In many small arteries, and in arterioles, hyperpolarization spreads bi-directionally along the longitudinal axis of the vessel. Spread appears to be endothelium dependent, and is suggested to underlie spreading vasodilatation (Emerson & Segal, 2000). In rat mesenteric arteries, myoendothelial gap junctions appear to contribute to the local spread of endothelium-dependent hyperpolarization (Edwards et al. 1999). However, homocellular gap junctions are also present in this artery (Sandow & Hill, 2000), raising the possibility for spreading hyperpolarization and vasodilatation.
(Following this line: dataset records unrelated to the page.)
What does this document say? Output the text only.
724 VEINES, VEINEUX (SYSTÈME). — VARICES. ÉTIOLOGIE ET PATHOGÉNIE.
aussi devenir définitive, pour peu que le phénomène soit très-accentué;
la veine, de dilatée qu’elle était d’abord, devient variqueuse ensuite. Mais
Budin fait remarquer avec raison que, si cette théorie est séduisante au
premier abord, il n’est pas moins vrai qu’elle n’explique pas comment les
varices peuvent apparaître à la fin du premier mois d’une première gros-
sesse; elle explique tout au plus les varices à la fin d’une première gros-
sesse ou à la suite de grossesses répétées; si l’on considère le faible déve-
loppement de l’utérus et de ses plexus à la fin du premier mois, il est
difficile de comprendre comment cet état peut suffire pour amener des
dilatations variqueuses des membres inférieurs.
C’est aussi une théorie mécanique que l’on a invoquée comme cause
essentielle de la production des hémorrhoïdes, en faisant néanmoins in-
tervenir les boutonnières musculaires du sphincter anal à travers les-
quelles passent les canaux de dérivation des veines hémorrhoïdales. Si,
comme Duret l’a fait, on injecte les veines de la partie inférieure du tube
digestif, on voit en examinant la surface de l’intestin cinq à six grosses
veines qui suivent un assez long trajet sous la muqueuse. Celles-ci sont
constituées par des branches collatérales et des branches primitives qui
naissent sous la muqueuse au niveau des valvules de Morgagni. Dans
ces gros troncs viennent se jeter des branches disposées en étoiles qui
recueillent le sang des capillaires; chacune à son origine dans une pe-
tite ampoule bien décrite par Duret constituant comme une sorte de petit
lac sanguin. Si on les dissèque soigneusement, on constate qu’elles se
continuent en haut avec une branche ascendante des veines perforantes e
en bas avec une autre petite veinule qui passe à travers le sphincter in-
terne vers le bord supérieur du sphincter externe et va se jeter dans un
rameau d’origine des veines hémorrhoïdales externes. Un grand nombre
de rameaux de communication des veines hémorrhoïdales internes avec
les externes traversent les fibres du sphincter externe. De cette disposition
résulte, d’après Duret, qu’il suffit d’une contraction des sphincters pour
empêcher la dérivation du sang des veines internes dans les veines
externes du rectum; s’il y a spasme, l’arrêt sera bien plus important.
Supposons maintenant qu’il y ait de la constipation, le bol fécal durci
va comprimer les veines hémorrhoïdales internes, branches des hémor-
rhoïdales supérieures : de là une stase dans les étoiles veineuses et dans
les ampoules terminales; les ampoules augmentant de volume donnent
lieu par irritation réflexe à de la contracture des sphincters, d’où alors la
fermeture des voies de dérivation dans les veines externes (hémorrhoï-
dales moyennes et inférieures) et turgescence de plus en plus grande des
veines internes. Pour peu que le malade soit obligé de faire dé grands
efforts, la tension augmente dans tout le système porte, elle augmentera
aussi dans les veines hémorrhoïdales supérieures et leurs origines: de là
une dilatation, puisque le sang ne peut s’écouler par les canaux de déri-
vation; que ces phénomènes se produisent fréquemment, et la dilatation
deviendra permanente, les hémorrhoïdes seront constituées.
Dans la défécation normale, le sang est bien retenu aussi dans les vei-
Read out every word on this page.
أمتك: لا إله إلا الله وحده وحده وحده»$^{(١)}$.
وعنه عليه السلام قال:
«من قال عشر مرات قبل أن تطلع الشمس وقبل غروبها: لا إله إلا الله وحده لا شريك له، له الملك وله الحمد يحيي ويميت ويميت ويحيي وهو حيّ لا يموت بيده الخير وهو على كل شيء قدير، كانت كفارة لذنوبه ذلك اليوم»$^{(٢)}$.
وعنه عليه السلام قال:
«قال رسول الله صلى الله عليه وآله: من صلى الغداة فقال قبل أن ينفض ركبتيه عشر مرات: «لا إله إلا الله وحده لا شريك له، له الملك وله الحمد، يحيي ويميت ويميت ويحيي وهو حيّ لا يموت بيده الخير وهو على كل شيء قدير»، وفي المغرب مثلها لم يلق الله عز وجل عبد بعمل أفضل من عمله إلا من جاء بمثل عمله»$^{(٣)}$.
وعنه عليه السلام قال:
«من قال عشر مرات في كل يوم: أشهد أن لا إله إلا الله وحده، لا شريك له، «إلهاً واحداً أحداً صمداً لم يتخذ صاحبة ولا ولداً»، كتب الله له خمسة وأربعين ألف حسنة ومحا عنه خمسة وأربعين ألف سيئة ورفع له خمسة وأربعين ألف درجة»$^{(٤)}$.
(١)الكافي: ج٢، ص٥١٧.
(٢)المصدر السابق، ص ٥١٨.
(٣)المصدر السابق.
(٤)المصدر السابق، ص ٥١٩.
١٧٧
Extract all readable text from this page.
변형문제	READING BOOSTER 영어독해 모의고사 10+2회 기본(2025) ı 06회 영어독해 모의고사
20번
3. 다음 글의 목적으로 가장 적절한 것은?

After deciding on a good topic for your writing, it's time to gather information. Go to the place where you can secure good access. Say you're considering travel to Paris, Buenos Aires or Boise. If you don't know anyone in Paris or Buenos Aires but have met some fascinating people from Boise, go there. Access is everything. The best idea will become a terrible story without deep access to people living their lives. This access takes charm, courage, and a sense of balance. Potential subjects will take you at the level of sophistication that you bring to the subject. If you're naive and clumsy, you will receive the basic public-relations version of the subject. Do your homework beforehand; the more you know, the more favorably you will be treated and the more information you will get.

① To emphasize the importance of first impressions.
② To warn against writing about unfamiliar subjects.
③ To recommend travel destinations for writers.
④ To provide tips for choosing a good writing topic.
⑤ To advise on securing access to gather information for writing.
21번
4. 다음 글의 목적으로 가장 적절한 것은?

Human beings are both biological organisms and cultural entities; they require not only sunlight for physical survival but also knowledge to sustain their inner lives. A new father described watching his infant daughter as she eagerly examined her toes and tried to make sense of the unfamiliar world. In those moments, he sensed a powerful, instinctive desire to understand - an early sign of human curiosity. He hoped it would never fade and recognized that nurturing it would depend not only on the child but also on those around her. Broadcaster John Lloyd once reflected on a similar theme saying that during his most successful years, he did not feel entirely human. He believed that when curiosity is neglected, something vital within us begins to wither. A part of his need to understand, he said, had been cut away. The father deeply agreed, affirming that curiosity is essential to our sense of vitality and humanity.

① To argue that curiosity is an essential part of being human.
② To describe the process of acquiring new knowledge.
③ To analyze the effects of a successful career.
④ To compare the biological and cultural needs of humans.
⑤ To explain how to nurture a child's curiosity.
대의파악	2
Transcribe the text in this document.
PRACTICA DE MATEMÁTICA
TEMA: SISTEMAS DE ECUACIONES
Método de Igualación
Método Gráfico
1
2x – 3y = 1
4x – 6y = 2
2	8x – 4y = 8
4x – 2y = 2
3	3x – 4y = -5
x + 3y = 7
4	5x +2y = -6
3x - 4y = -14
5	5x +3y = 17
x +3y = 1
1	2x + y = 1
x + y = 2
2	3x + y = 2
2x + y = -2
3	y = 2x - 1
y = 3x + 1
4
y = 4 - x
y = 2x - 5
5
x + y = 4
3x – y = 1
Male Wistar rats (200-250 g) were killed humanely. Small mesenteric arteries were isolated, and then either pinned out for intracellular recording with sharp microelectrodes or cannulated and pressurized for diameter measurements. In both cases, tissue was superfused with Mops solution containing 100 µM L-NAME at 37 °C. Either ACh or levcromakalim were applied by pressure ejection from a micropipette. Values are means ± S.E.M. ACh evoked robust hyperpolarization at the local site of application, increasing the resting potential (-48.8 ± 4.7 mV, n = 21) by 14.3 ± 1.2 mV (n = 8). The hyperpolarization spread upstream and was detected 1 mm from the point of application (6.6 ± 0.8 mV, n = 8). The conducted (but not the local) hyperpolarization was blocked by cutting the vessel between the sites of stimulation and upstream recording. The spreading hyperpolarization was correlated with dilatation, where diameter increased to 74 ± 9 % of maximum at the local site and 69 ± 5 % 1 mm upstream of the point of ACh stimulation. However, in arteries where the endothelial cells had been selectively loaded with the Ca2+ indicator fluo-4, no change in [Ca2+]i could be detected at the upstream site, contrasting with a 22 ± 3 % increase at the local site (n = 3). Direct smooth muscle stimulation with levcromakalim also evoked both local and upstream hyperpolarization (13.0 ± 1.6 mV, n = 12 and 4.3 ± 1.0 mV, n = 9, respectively) and dilatation (90 ± 4 %, n = 4, and 70 ± 12, n = 4 % maximum, respectively). However, in arteries where the endothelium had been destroyed, while local hyperpolarization was unaltered, the upstream responses were abolished.
These data show that spreading hyperpolarization and dilatation can occur in the mesenteric artery. Further, they indicate that the route for spread is through the endothelium and that the distant dilatation does not require any spreading change in endothelial cell [Ca2+]i.
This work was supported by The Wellcome Trust.